Cerita bersambung
“ Ada apa, sih, nelpon
saya sampai berkali kali….maaf…maaf… saya jadi sangat tergang
gu, tau…..
Aaaah, baru
diserang demam saja ngerepotin….
Mboook Bondan tuh
sudah besar. Dia kan bisa pergi ke dokter. Kalau perlu dirawat,
telpon ambulan dan bawa ke rumah sakit ….
Apa ?
Aaaah…bilang sama dia, buat apa manggil manggil saya. Bapaknya,
kan, ada dan tiap saat bisa dihubungi…… Dengar baik-baik, ya
mbok. Sekarang, cepat si mbok hubungi ayahnya. Bilang sama ndoro
Sadewa, anak ndoro sakit karena rindu kasih sayang ayahnya. Selama
ia sakit, yang diinginkan hanya satu, ditemani dan dijaga oleh
ayahnya…..
Awas, si mbok
jangan cuma bilang iya, iya dan iya. Hubungi secepatnya dan tolong
katakan, ndoro Susilawati akan menggugat jika dia tak mau menemani
dan menjaga anaknya yang sedang sakit……
Apa ? Si mbok
jangan macam-macam, yaa?! Awas, kalau si mbok tidak berani sampaikan
permintaan saya, harus berani tanggung risikonya…..
Aaaah..sudah.
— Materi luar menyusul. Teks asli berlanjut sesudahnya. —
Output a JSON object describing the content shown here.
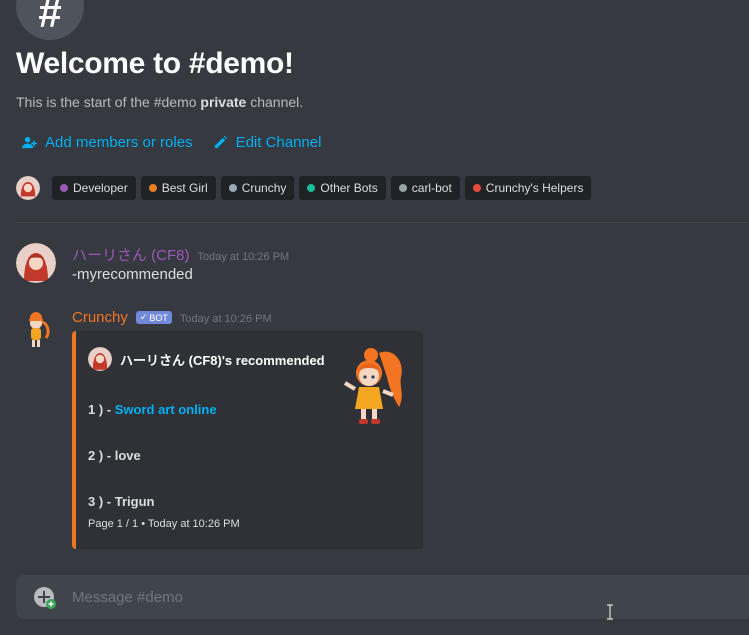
{
  "channel": {
    "icon": "hash-icon",
    "welcome_title": "Welcome to #demo!",
    "sub_prefix": "This is the start of the #demo ",
    "sub_bold": "private",
    "sub_suffix": " channel."
  },
  "actions": {
    "add_members": "Add members or roles",
    "edit_channel": "Edit Channel"
  },
  "roles": [
    {
      "label": "Developer",
      "color": "#9b59b6"
    },
    {
      "label": "Best Girl",
      "color": "#e67e22"
    },
    {
      "label": "Crunchy",
      "color": "#99aab5"
    },
    {
      "label": "Other Bots",
      "color": "#1abc9c"
    },
    {
      "label": "carl-bot",
      "color": "#95a5a6"
    },
    {
      "label": "Crunchy's Helpers",
      "color": "#e74c3c"
    }
  ],
  "messages": [
    {
      "author": "ハーリさん (CF8)",
      "author_color": "#9b59b6",
      "timestamp": "Today at 10:26 PM",
      "content": "-myrecommended"
    },
    {
      "author": "Crunchy",
      "author_color": "#f47521",
      "bot_tag": "BOT",
      "timestamp": "Today at 10:26 PM"
    }
  ],
  "embed": {
    "accent": "#f47521",
    "author": "ハーリさん (CF8)'s recommended",
    "lines": [
      {
        "prefix": "1 ) - ",
        "text": "Sword art online"
      },
      {
        "prefix": "2 ) - ",
        "text": "love"
      },
      {
        "prefix": "3 ) - ",
        "text": "Trigun"
      }
    ],
    "footer": "Page 1 / 1 • Today at 10:26 PM"
  },
  "composer": {
    "placeholder": "Message #demo"
  }
}
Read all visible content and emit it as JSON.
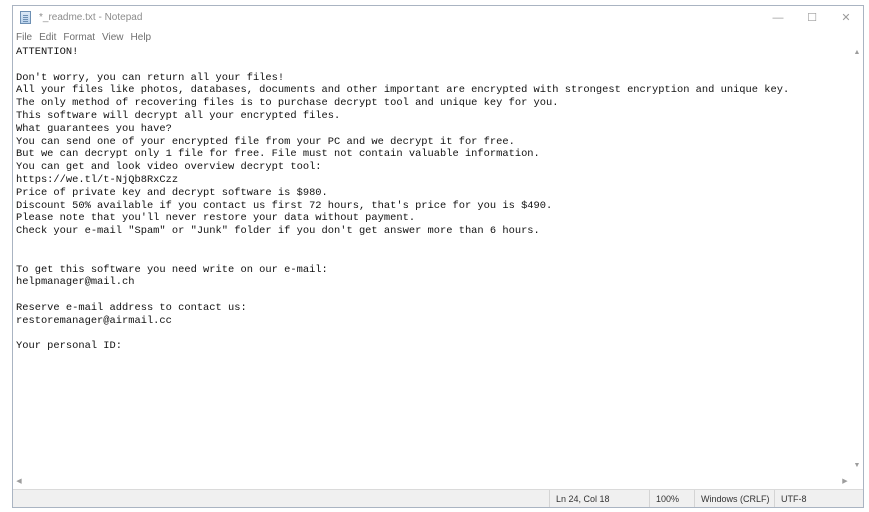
{
  "window": {
    "title": "*_readme.txt - Notepad",
    "controls": {
      "minimize": "—",
      "maximize": "☐",
      "close": "✕"
    }
  },
  "menu": [
    "File",
    "Edit",
    "Format",
    "View",
    "Help"
  ],
  "document": {
    "text": "ATTENTION!\n\nDon't worry, you can return all your files!\nAll your files like photos, databases, documents and other important are encrypted with strongest encryption and unique key.\nThe only method of recovering files is to purchase decrypt tool and unique key for you.\nThis software will decrypt all your encrypted files.\nWhat guarantees you have?\nYou can send one of your encrypted file from your PC and we decrypt it for free.\nBut we can decrypt only 1 file for free. File must not contain valuable information.\nYou can get and look video overview decrypt tool:\nhttps://we.tl/t-NjQb8RxCzz\nPrice of private key and decrypt software is $980.\nDiscount 50% available if you contact us first 72 hours, that's price for you is $490.\nPlease note that you'll never restore your data without payment.\nCheck your e-mail \"Spam\" or \"Junk\" folder if you don't get answer more than 6 hours.\n\n\nTo get this software you need write on our e-mail:\nhelpmanager@mail.ch\n\nReserve e-mail address to contact us:\nrestoremanager@airmail.cc\n\nYour personal ID:"
  },
  "statusbar": {
    "position": "Ln 24, Col 18",
    "zoom": "100%",
    "line_endings": "Windows (CRLF)",
    "encoding": "UTF-8"
  },
  "icons": {
    "app": "notepad-icon",
    "scroll_up": "▲",
    "scroll_down": "▼",
    "scroll_left": "◀",
    "scroll_right": "▶"
  }
}
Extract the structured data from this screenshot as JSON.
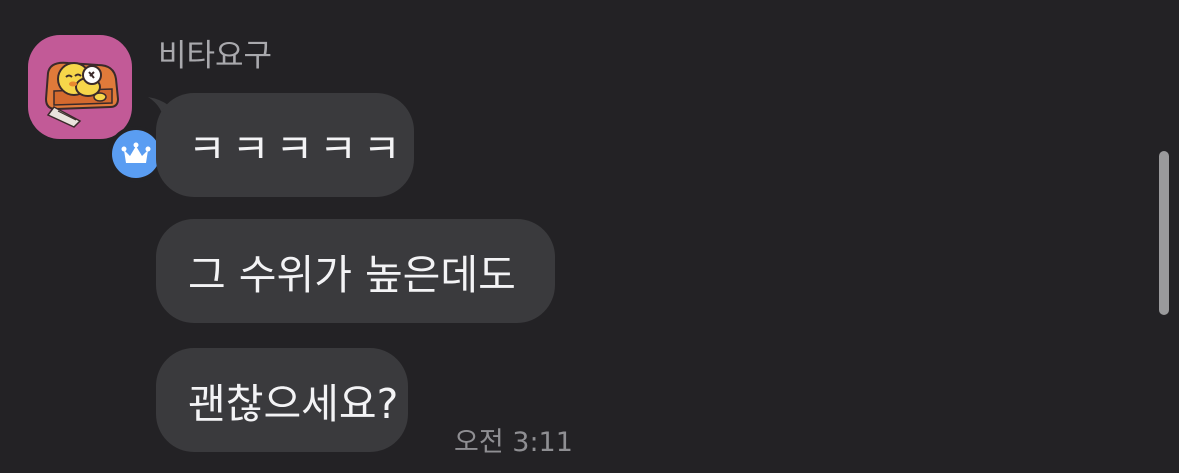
{
  "chat": {
    "sender_name": "비타요구",
    "messages": [
      {
        "text": "ㅋㅋㅋㅋㅋ"
      },
      {
        "text": "그 수위가 높은데도"
      },
      {
        "text": "괜찮으세요?"
      }
    ],
    "timestamp": "오전 3:11"
  },
  "avatar": {
    "background_color": "#c25a97",
    "badge": "crown-icon",
    "badge_color": "#5a9df2"
  },
  "colors": {
    "background": "#232225",
    "bubble": "#3a3a3d",
    "name_text": "#a9a9ad",
    "timestamp_text": "#8f8f93"
  }
}
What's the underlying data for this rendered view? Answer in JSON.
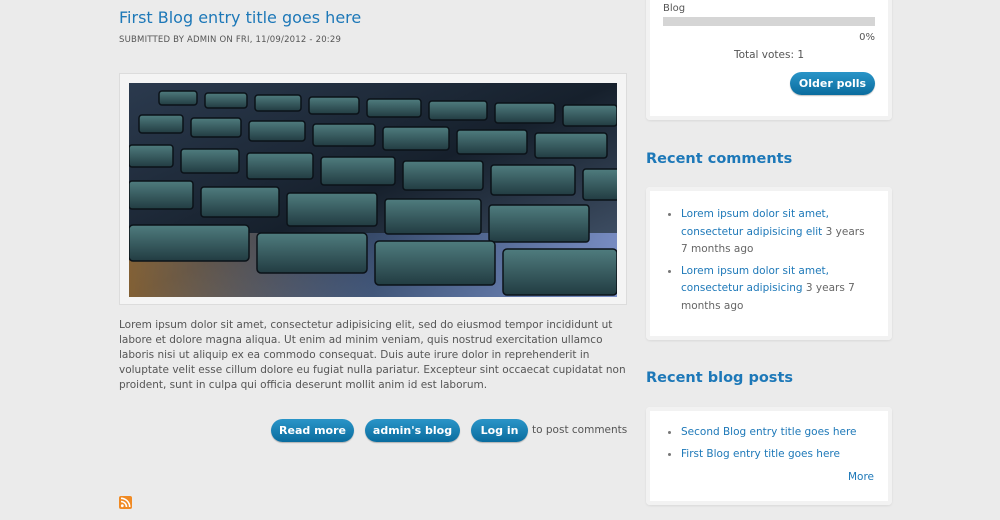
{
  "article": {
    "title": "First Blog entry title goes here",
    "submitted": "SUBMITTED BY ADMIN ON FRI, 11/09/2012 - 20:29",
    "image_icon": "laptop-keyboard-photo",
    "body": "Lorem ipsum dolor sit amet, consectetur adipisicing elit, sed do eiusmod tempor incididunt ut labore et dolore magna aliqua. Ut enim ad minim veniam, quis nostrud exercitation ullamco laboris nisi ut aliquip ex ea commodo consequat. Duis aute irure dolor in reprehenderit in voluptate velit esse cillum dolore eu fugiat nulla pariatur. Excepteur sint occaecat cupidatat non proident, sunt in culpa qui officia deserunt mollit anim id est laborum.",
    "links": {
      "read_more": "Read more",
      "admins_blog": "admin's blog",
      "log_in": "Log in",
      "post_comments_suffix": "to post comments"
    }
  },
  "rss_icon": "rss-feed-icon",
  "poll": {
    "choice_label": "Blog",
    "percent": "0%",
    "percent_value": 0,
    "total_votes": "Total votes: 1",
    "older_polls": "Older polls"
  },
  "recent_comments": {
    "title": "Recent comments",
    "items": [
      {
        "link": "Lorem ipsum dolor sit amet, consectetur adipisicing elit",
        "age": "3 years 7 months ago"
      },
      {
        "link": "Lorem ipsum dolor sit amet, consectetur adipisicing",
        "age": "3 years 7 months ago"
      }
    ]
  },
  "recent_posts": {
    "title": "Recent blog posts",
    "items": [
      {
        "link": "Second Blog entry title goes here"
      },
      {
        "link": "First Blog entry title goes here"
      }
    ],
    "more": "More"
  },
  "colors": {
    "accent": "#1d78b8",
    "button": "#0a6c9e",
    "background": "#ebebeb"
  }
}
Pokoknya, jangan berani berani lagi nelepon, saat saya
sedang istirahat. Dan bilang sama Bondan, jangan jadi lelaki cengeng.
Anak lelaki itu harus kuat. Kalau mau hidup harus siap menerima
kenyataan dan tidak perlu menyalahkan siapa-siapa…..
Naah,
begitu, dong. Si mbok memang harus ngerti. Orang yang sudah tua itu,
harus lebih mengerti. ….
Yaa, sudah.
Syukur kalau si mbok maklum “
Susilawati
menutup hapenye. Ngedumel sendirian.
“ Baru
demam, bukan ke dokter malah minta ibunya pulang. Kenapa anak itu
jadi mendadak cengeng, sih? Apa dia nggak tau , kalau ibunya lebih
menderita? Apa dia nggak mikir, aku bukan pembantu? “
Entah kenapa
Susilawati jadi kelihatan begitu kesal. Entah kenapa Susilawati jadi
tak suka pada Bondan, anak kandungnya, yang sungguh sungguh sangat
merindukan kehadiran ibunya.
“
Tante…mana kopi panas saya?”
Kalau saja
Susilawati tak mendengar suara lelaki yang berteriak dari dalam
rumah, ia tak bergegas beranjak dari tempat duduknya, di kursi taman,
halaman rumahnya.
“Pagi-pagi,
bukannya mempercantik wajah, lalu sediakan saya kopi dan sarapan pagi
untuk kita berdua, malah termangu dan cemberut. Ada apa sih,
tiba-tiba saja tante jadi seperti pemain lenong yang habis mentas
tapi honornya nggak dibayar ?”
Johan, anak
muda sekitar 30 tahunan, yang hanya bercelana pendek, langsung
menegur Susilawati yang baru saja masuk ke ruang tamu.
“ Apa kamu
bilang ? “
Johan, yang
dadanya bidang, dengan bulu berham buran di sekujur dadanya,
tercengang. Ia tak menyangka, Susilawati yang belum lama berselang
menggelinjang tak ada habisnya, terus mengetatkan pelukan dan tak
habis habisnya mengumbar senyumannya yang merangsang, berkali-kali
melenguh tiap merasakan nikmat yang ia berikan , dan selalu
mengucapkan kalimat yang sama :
“Terima
kasih, Johan. Hanya kamu yang cerdas dalam memberi kepuasaan dan
membahagiakan tante, “ dengan suara indah dan sikapnya yang begitu
mesra sam bil mengelap keringatnya yang membanjiri tubuhnya,
menanggapi candanya dengan emosional.
“Kalau aku
tanya, kamu harus cepat jawab. Jangan berlagak tidak merasa bersalah
?”
“Maksud
saya, kan, cuma kepingin bercanda, tante. Tidak ada maksud lain
kecuali ingin membuat suasana lebih indah. Agar kita tetap hepi “
Johan,
segera menyahut. Tapi, kalimat yang terucap, jauh panggang dari api.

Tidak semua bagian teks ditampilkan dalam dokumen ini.